Critics fault Obama for not pressing Maliki harder to permit a U.S. contingent to remain to train Iraqi security forces. But the Obama administration was forced to fulfill the departure timetable when the Iraqi government refused to exempt American troops from Iraqi law.
Bush’s version of the success of the surge, launched to contain attacks on U.S. forces and minority Sunni Muslims by Iranian-backed Shiite militias, also was incomplete.
U.S. military operations did help contain Shiite militias known as special groups that had targeted American forces. But another major factor was Iran, which had gained enormous influence in Iraq after the 2003 U.S. invasion replaced Sunni rule with a Shiite-dominated government. Iran ordered Shiite militia leaders like Muqtada al Sadr, the head of the so-called Mahdi Army that controlled Baghdad’s sprawling Sadr City slum, to stand down in order to hasten the U.S. troop withdrawal.
Bush’s version of the role the U.S. troop withdrawal played in “creating the void that ISIS moved in to fill” also was incomplete, omitting that fact that the Islamic State is the successor organization to al Qaida in Iraq, or AQI, the al Qaida affiliate formed after the U.S. invasion.
The Bush administration sought to crush AQI by recruiting local Sunni tribesmen into a militia movement known as the Sons of Iraq that worked closely with U.S. forces. While the strategy dealt serious blows to AQI, it failed to eradicate the group, which went underground and continued to pursue a campaign of bombings, assassinations and attacks that targeted Shiites and government officials.
If you are trying to weigh the blame, there is more on the Bush administration.
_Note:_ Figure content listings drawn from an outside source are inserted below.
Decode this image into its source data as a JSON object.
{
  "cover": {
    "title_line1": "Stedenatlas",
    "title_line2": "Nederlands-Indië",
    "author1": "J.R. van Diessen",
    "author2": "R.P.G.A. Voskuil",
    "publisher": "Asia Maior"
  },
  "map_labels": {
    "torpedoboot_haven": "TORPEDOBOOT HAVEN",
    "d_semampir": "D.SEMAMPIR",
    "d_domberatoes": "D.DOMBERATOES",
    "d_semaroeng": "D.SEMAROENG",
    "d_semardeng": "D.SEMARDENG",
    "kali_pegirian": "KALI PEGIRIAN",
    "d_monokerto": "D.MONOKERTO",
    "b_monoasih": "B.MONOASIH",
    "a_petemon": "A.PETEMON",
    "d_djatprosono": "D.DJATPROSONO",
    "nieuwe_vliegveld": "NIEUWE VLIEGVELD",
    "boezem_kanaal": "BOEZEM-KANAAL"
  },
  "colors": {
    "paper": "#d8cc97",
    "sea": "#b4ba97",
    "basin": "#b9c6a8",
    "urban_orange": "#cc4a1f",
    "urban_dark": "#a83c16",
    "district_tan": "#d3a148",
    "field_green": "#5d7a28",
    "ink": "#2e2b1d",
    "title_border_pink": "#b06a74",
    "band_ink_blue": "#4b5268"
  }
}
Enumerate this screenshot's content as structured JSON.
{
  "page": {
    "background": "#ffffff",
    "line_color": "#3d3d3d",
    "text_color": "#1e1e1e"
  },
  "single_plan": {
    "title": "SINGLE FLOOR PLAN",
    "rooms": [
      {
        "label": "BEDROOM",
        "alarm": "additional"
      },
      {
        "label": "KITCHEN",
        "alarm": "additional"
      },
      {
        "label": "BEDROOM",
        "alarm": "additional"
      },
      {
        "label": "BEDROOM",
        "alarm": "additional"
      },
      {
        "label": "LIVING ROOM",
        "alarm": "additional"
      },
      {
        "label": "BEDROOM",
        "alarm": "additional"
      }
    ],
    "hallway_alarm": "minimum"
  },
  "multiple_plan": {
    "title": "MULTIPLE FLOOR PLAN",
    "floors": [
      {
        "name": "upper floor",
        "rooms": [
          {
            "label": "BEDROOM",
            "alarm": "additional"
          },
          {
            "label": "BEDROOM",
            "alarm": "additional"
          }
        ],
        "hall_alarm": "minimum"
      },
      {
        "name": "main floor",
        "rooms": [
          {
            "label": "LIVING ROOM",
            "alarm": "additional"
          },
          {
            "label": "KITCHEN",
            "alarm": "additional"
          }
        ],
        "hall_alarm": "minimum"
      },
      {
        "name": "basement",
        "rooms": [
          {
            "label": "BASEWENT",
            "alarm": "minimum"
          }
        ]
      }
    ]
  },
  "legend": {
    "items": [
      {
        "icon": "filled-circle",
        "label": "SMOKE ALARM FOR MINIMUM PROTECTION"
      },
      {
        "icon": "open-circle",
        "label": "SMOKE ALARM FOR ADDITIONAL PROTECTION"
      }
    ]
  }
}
Michael O’Hanlon
The group, many of whose leaders met while prisoners at the U.S. military’s Camp Bucca detention center in Iraq, re-emerged in 2013, co-opting support from a protest movement by Sunnis in Iraq’s Anbar province enraged by what they denounced as broken promises and persecution by the Shiite-dominated central government.
The group also sent fighters into neighboring Syria, which was enmeshed in devastating civil war that erupted in 2011, seizing territory that it used as springboard for the 2014 offensive that overran the northern Iraqi city of Mosul and stormed to the outskirts of Baghdad.
“There is blame to go around,” said Michael O'Hanlon, a senior foreign policy fellow at the Brookings Institution. “But if you are trying to weigh the blame, there is more on the Bush administration, that’s when these forces really developed.”
O’Hanlon, who supported the Bush decision to invade Iraq, said he believes Obama could have tried harder to persuade Maliki to keep a residual force in Iraq, but credits Obama with slowing down the withdrawal until late 2011, beyond his original timeline.
“Blind haste is not a fair characterization,’ he said.
Anthony Cordesman, a national security analyst at the Center for Strategic and International Studies in Washington, said he sees little value in arguments about who bears responsibility for the rise of the Islamic State in Iraq.
“Nothing could be more damaging or pointless in serving American interests at this point than a partisan debate that focuses on whether President Bush or President Obama ‘lost Iraq,’ ” he said, adding that the “record will show . . . Iraq’s problems have been shaped far more by Iraqis and Iran” than the actions of the United States.
New Jersey Gov. Chris Christie, a rival for the Republican nomination, said he thought Jeb Bush had made a mistake trying to “re-litigate” the Iraq war.
“It makes no sense for us as a party. he said. “We know what the answer to that question is, we should just move on to the other issues that are of real concern.”